For now, the decision would mean status quo on HDFC Bank's current foreign holding of 73.55 per cent, including parent HDFC's 22.5 per cent stake. If FIPB decides to refer the case to the Reserve Bank, the bank might also be asked to pay some fine for violating foreign investment norms.
"They had already breached the cap of up to 49 per cent under the automatic route. Approval by FIPB now will regularise it," a finance ministry official, who did not wish to be named, told Business Standard.
The silver lining, however, is that the finance ministry is also considering a change in the current policy to treat downstream investment by foreign-owned non-banking financial companies like HDFC (which has more than 78 per cent foreign holding) as domestic.
"Such a move will have a wider repercussion. But it may take some time, as it will have to be discussed with other ministries as well," the official added.

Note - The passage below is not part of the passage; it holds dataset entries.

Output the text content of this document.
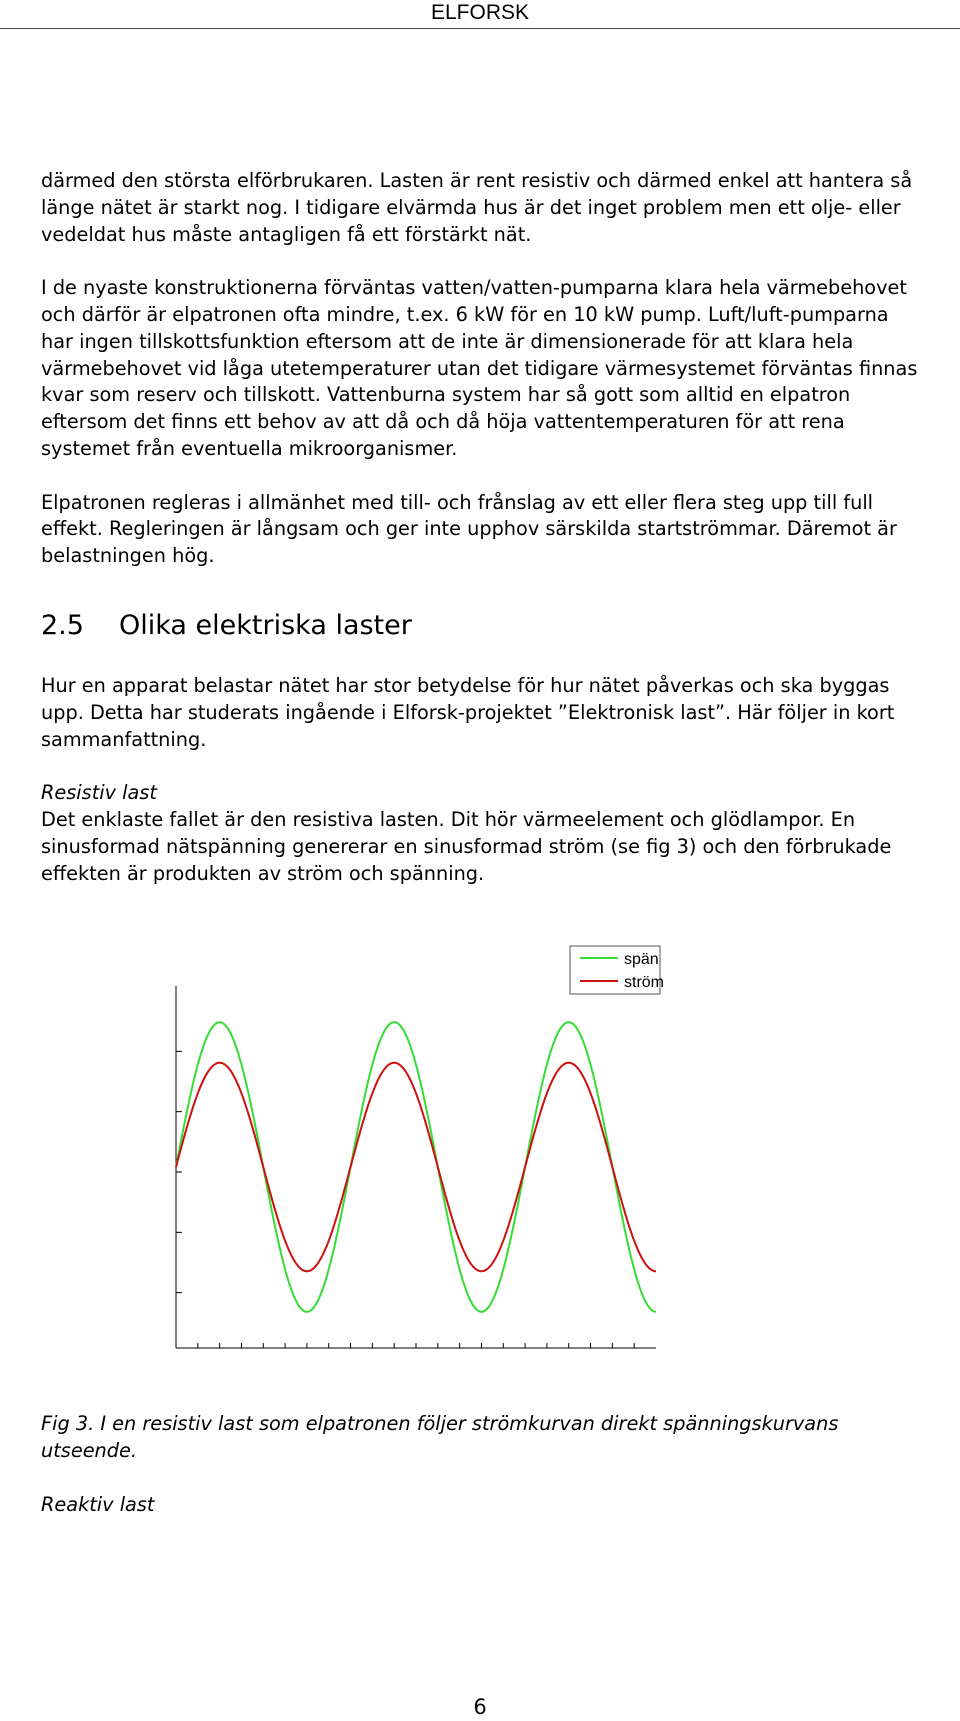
ELFORSK

därmed den största elförbrukaren. Lasten är rent resistiv och därmed enkel att hantera så länge nätet är starkt nog. I tidigare elvärmda hus är det inget problem men ett olje- eller vedeldat hus måste antagligen få ett förstärkt nät.

I de nyaste konstruktionerna förväntas vatten/vatten-pumparna klara hela värmebehovet och därför är elpatronen ofta mindre, t.ex. 6 kW för en 10 kW pump. Luft/luft-pumparna har ingen tillskottsfunktion eftersom att de inte är dimensionerade för att klara hela värmebehovet vid låga utetemperaturer utan det tidigare värmesystemet förväntas finnas kvar som reserv och tillskott. Vattenburna system har så gott som alltid en elpatron eftersom det finns ett behov av att då och då höja vattentemperaturen för att rena systemet från eventuella mikroorganismer.

Elpatronen regleras i allmänhet med till- och frånslag av ett eller flera steg upp till full effekt. Regleringen är långsam och ger inte upphov särskilda startströmmar. Däremot är belastningen hög.

2.5 Olika elektriska laster

Hur en apparat belastar nätet har stor betydelse för hur nätet påverkas och ska byggas upp. Detta har studerats ingående i Elforsk-projektet ”Elektronisk last”. Här följer in kort sammanfattning.

Resistiv last

Det enklaste fallet är den resistiva lasten. Dit hör värmeelement och glödlampor. En sinusformad nätspänning genererar en sinusformad ström (se fig 3) och den förbrukade effekten är produkten av ström och spänning.

spän
ström

Fig 3. I en resistiv last som elpatronen följer strömkurvan direkt spänningskurvans utseende.

Reaktiv last

6
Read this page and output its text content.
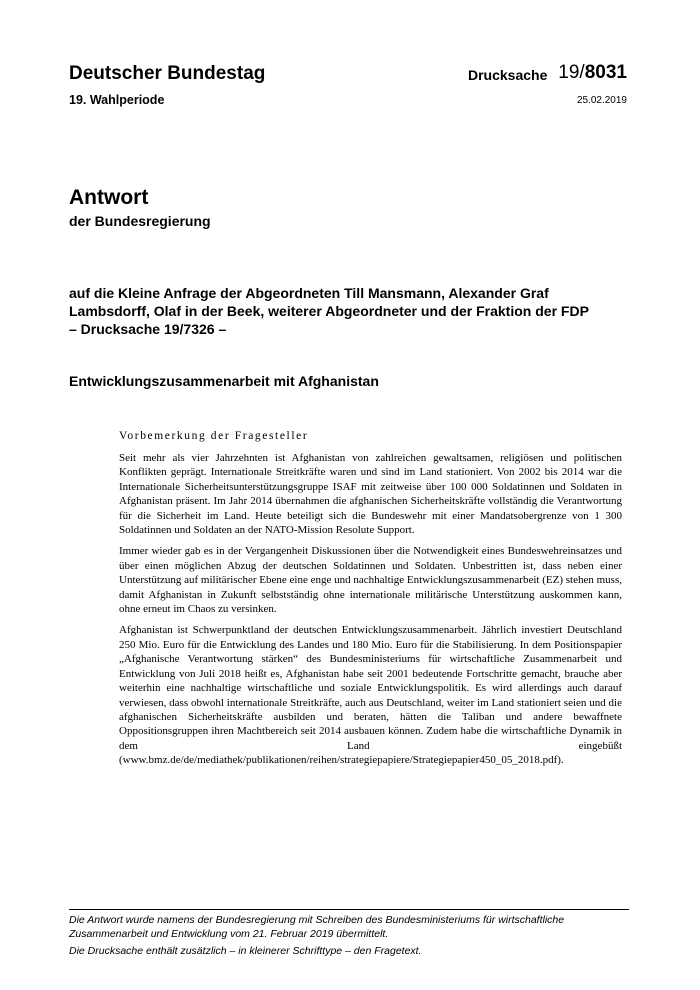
Deutscher Bundestag
19. Wahlperiode
Drucksache 19/8031
25.02.2019
Antwort
der Bundesregierung
auf die Kleine Anfrage der Abgeordneten Till Mansmann, Alexander Graf
Lambsdorff, Olaf in der Beek, weiterer Abgeordneter und der Fraktion der FDP
– Drucksache 19/7326 –
Entwicklungszusammenarbeit mit Afghanistan
Vorbemerkung der Fragesteller

Seit mehr als vier Jahrzehnten ist Afghanistan von zahlreichen gewaltsamen, religiösen und politischen Konflikten geprägt. Internationale Streitkräfte waren und sind im Land stationiert. Von 2002 bis 2014 war die Internationale Sicherheitsunterstützungsgruppe ISAF mit zeitweise über 100 000 Soldatinnen und Soldaten in Afghanistan präsent. Im Jahr 2014 übernahmen die afghanischen Sicherheitskräfte vollständig die Verantwortung für die Sicherheit im Land. Heute beteiligt sich die Bundeswehr mit einer Mandatsobergrenze von 1 300 Soldatinnen und Soldaten an der NATO-Mission Resolute Support.

Immer wieder gab es in der Vergangenheit Diskussionen über die Notwendigkeit eines Bundeswehreinsatzes und über einen möglichen Abzug der deutschen Soldatinnen und Soldaten. Unbestritten ist, dass neben einer Unterstützung auf militärischer Ebene eine enge und nachhaltige Entwicklungszusammenarbeit (EZ) stehen muss, damit Afghanistan in Zukunft selbstständig ohne internationale militärische Unterstützung auskommen kann, ohne erneut im Chaos zu versinken.

Afghanistan ist Schwerpunktland der deutschen Entwicklungszusammenarbeit. Jährlich investiert Deutschland 250 Mio. Euro für die Entwicklung des Landes und 180 Mio. Euro für die Stabilisierung. In dem Positionspapier „Afghanische Verantwortung stärken“ des Bundesministeriums für wirtschaftliche Zusammenarbeit und Entwicklung von Juli 2018 heißt es, Afghanistan habe seit 2001 bedeutende Fortschritte gemacht, brauche aber weiterhin eine nachhaltige wirtschaftliche und soziale Entwicklungspolitik. Es wird allerdings auch darauf verwiesen, dass obwohl internationale Streitkräfte, auch aus Deutschland, weiter im Land stationiert seien und die afghanischen Sicherheitskräfte ausbilden und beraten, hätten die Taliban und andere bewaffnete Oppositionsgruppen ihren Machtbereich seit 2014 ausbauen können. Zudem habe die wirtschaftliche Dynamik in dem Land eingebüßt (www.bmz.de/de/mediathek/publikationen/reihen/strategiepapiere/Strategiepapier450_05_2018.pdf).

Die Antwort wurde namens der Bundesregierung mit Schreiben des Bundesministeriums für wirtschaftliche Zusammenarbeit und Entwicklung vom 21. Februar 2019 übermittelt.
Die Drucksache enthält zusätzlich – in kleinerer Schrifttype – den Fragetext.
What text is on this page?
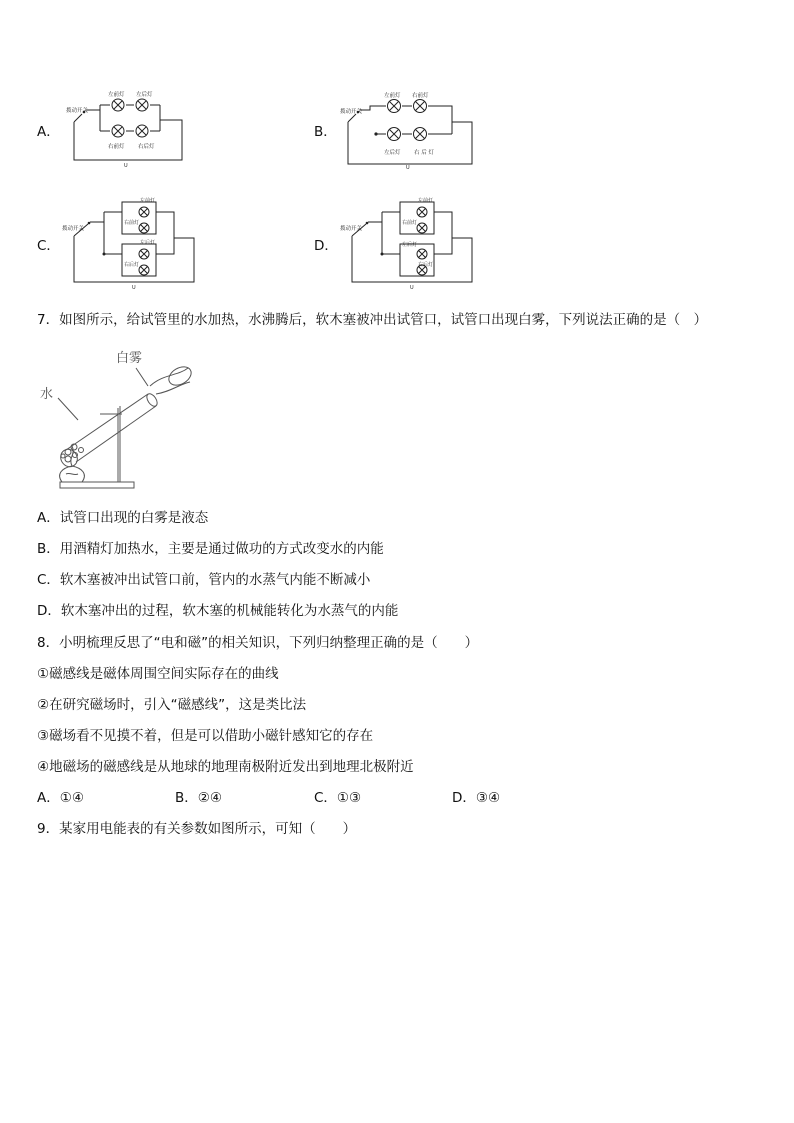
A．
拨动开关
左前灯 左后灯
右前灯 右后灯
U
B．
拨动开关
左前灯 右前灯
左后灯 右 后 灯
U
C．
拨动开关
左前灯
右前灯
左后灯
右后灯
U
D．
拨动开关
左前灯
右前灯
左后灯
右后灯
U
7．如图所示，给试管里的水加热，水沸腾后，软木塞被冲出试管口，试管口出现白雾，下列说法正确的是（　）
白雾
水
A．试管口出现的白雾是液态
B．用酒精灯加热水，主要是通过做功的方式改变水的内能
C．软木塞被冲出试管口前，管内的水蒸气内能不断减小
D．软木塞冲出的过程，软木塞的机械能转化为水蒸气的内能
8．小明梳理反思了“电和磁”的相关知识，下列归纳整理正确的是（　　）
①磁感线是磁体周围空间实际存在的曲线
②在研究磁场时，引入“磁感线”，这是类比法
③磁场看不见摸不着，但是可以借助小磁针感知它的存在
④地磁场的磁感线是从地球的地理南极附近发出到地理北极附近
A．①④	B．②④	C．①③	D．③④
9．某家用电能表的有关参数如图所示，可知（　　）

Earlier, FIPB had deferred a decision on HDFC Bank's proposal to increase its foreign shareholding limit to 67.55 per cent from the present 51 per cent (excluding promoter holding of 22.5 per cent). The Reserve Bank and the Department of Industrial Policy & Promotion were of the view that HDFC Bank, after taking that into account parent HDFC's holding, was already close to the 74 per cent cap for foreign investment in private sector lenders.
"The bank did not give a fresh proposal but the additional information that FIPB had sought was furnished. It is hopeful that the application would be cleared in the next meeting," said a source.
An emailed query sent to HDFC Bank had not elicited a response till the time of going to press.
After a change in FDI policy (through press notes) in 2009, downstream investment by any entity controlled by foreign investors is taken as foreign investment.
"Any foreign investment already made in accordance with the guidelines in existence prior to February 13, 2009 (date of issue of Press Note 2 of 2009) would not require any modification to conform to these guidelines. All other investments, past and future, would come under the ambit of these new guidelines," the policy said.
HDFC Bank had argued the law could not be applied retrospectively. It stressed it had got legal opinion and the general view was that HDFC's holding in HDFC Bank should be exempt from new regulations, as the holding already existed when the law came into force.
The ministry official, however, said the bank increased its holding, though marginally, after the change in policy without taking FIPB approval.
In December 2013, RBI had barred foreign investors from buying additional shares in the company, after their shareholding hit the upper limit of 49 per cent allowed under the automatic route.